The closer we are to something, the more involved we are in its’ conception, the further we engage with it, the longer we watch it unfold, and the people we share it all with . . . these are the patrons of worth. Being intimately involved with creation and all the good gifts which come from above −this is how we glimpse God’s goodness, grace, and glory. And that is what makes life worthwhile.
~Foraged Ornaments in Silver & Gold~

🎶Silver and gold
Silver and gold
Everyone wishes
For silver and gold
How do you measure it’s worth
Just by the pleasure
It gives here on Earth?🎵
DIFFICULTY (aka Happiness Meter): Moderately easy
MESS METER: moderate (some paint and a bit of nature debris)
SUPPLIES NEEDED:
- foraged treasures such as pinecones, acorns, seed pods, etc.
- acrylic gold and silver paints
- paint brushes
- hooks or twine
- pruning shears
- fabric scissors (if using twine)
TIME NEEDED: two hours for foraging and crafting!
KID RATING: ⭐⭐⭐⭐⭐ (5/5 stars; Super fun to hunt for treasures in the forest, and surprisingly fun to gild in silver and gold!)
PARENT RATING: ⭐⭐⭐⭐⭐ (5/5 stars; We love what this craft teaches our kids: that you don’t have to go to the store and spend a lot of money on boxed ornaments.
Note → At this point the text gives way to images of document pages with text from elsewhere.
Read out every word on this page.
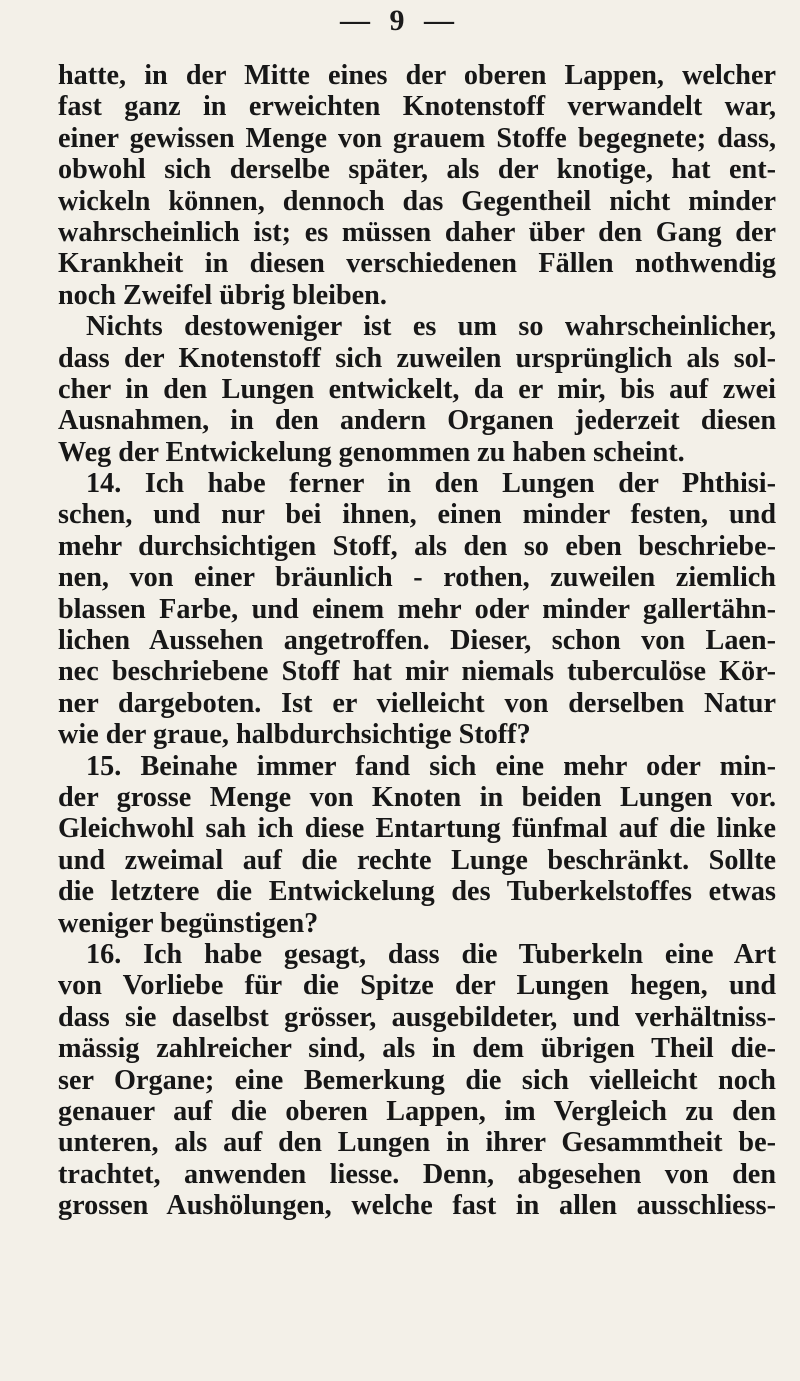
— 9 —
hatte, in der Mitte eines der oberen Lappen, welcher
fast ganz in erweichten Knotenstoff verwandelt war,
einer gewissen Menge von grauem Stoffe begegnete; dass,
obwohl sich derselbe später, als der knotige, hat ent-
wickeln können, dennoch das Gegentheil nicht minder
wahrscheinlich ist; es müssen daher über den Gang der
Krankheit in diesen verschiedenen Fällen nothwendig
noch Zweifel übrig bleiben.
Nichts destoweniger ist es um so wahrscheinlicher,
dass der Knotenstoff sich zuweilen ursprünglich als sol-
cher in den Lungen entwickelt, da er mir, bis auf zwei
Ausnahmen, in den andern Organen jederzeit diesen
Weg der Entwickelung genommen zu haben scheint.
14. Ich habe ferner in den Lungen der Phthisi-
schen, und nur bei ihnen, einen minder festen, und
mehr durchsichtigen Stoff, als den so eben beschriebe-
nen, von einer bräunlich - rothen, zuweilen ziemlich
blassen Farbe, und einem mehr oder minder gallertähn-
lichen Aussehen angetroffen. Dieser, schon von Laen-
nec beschriebene Stoff hat mir niemals tuberculöse Kör-
ner dargeboten. Ist er vielleicht von derselben Natur
wie der graue, halbdurchsichtige Stoff?
15. Beinahe immer fand sich eine mehr oder min-
der grosse Menge von Knoten in beiden Lungen vor.
Gleichwohl sah ich diese Entartung fünfmal auf die linke
und zweimal auf die rechte Lunge beschränkt. Sollte
die letztere die Entwickelung des Tuberkelstoffes etwas
weniger begünstigen?
16. Ich habe gesagt, dass die Tuberkeln eine Art
von Vorliebe für die Spitze der Lungen hegen, und
dass sie daselbst grösser, ausgebildeter, und verhältniss-
mässig zahlreicher sind, als in dem übrigen Theil die-
ser Organe; eine Bemerkung die sich vielleicht noch
genauer auf die oberen Lappen, im Vergleich zu den
unteren, als auf den Lungen in ihrer Gesammtheit be-
trachtet, anwenden liesse. Denn, abgesehen von den
grossen Aushölungen, welche fast in allen ausschliess-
God has supplied us with so much beauty in His creation!)
1.) Go foraging with the family for nature treasures.


2.) Trim your treasures.


3.) Guild in silver and gold.



We went for a bit less coverage by dabbing and smudging so that we can still appreciate the natural beauty of our forest treasures but enhance them and give them just a touch of silver and gold to glow in the lights of the Christmas tree.

4.) Allow to fully dry.

5.) Loop with twine. (Or simply nestle into the tree.)

I just stuck the twiggy items into our tree and nestled them into the branches. The pinecones were the only ones we hung.
6.) Adorn your tree with silver and gold!
🎶Silver and gold
Silver and gold
Mean so much more when I see
Silver and gold decorations
On every Christmas tree🎵
Thanks for crafting with us today! Hope to see you tomorrow!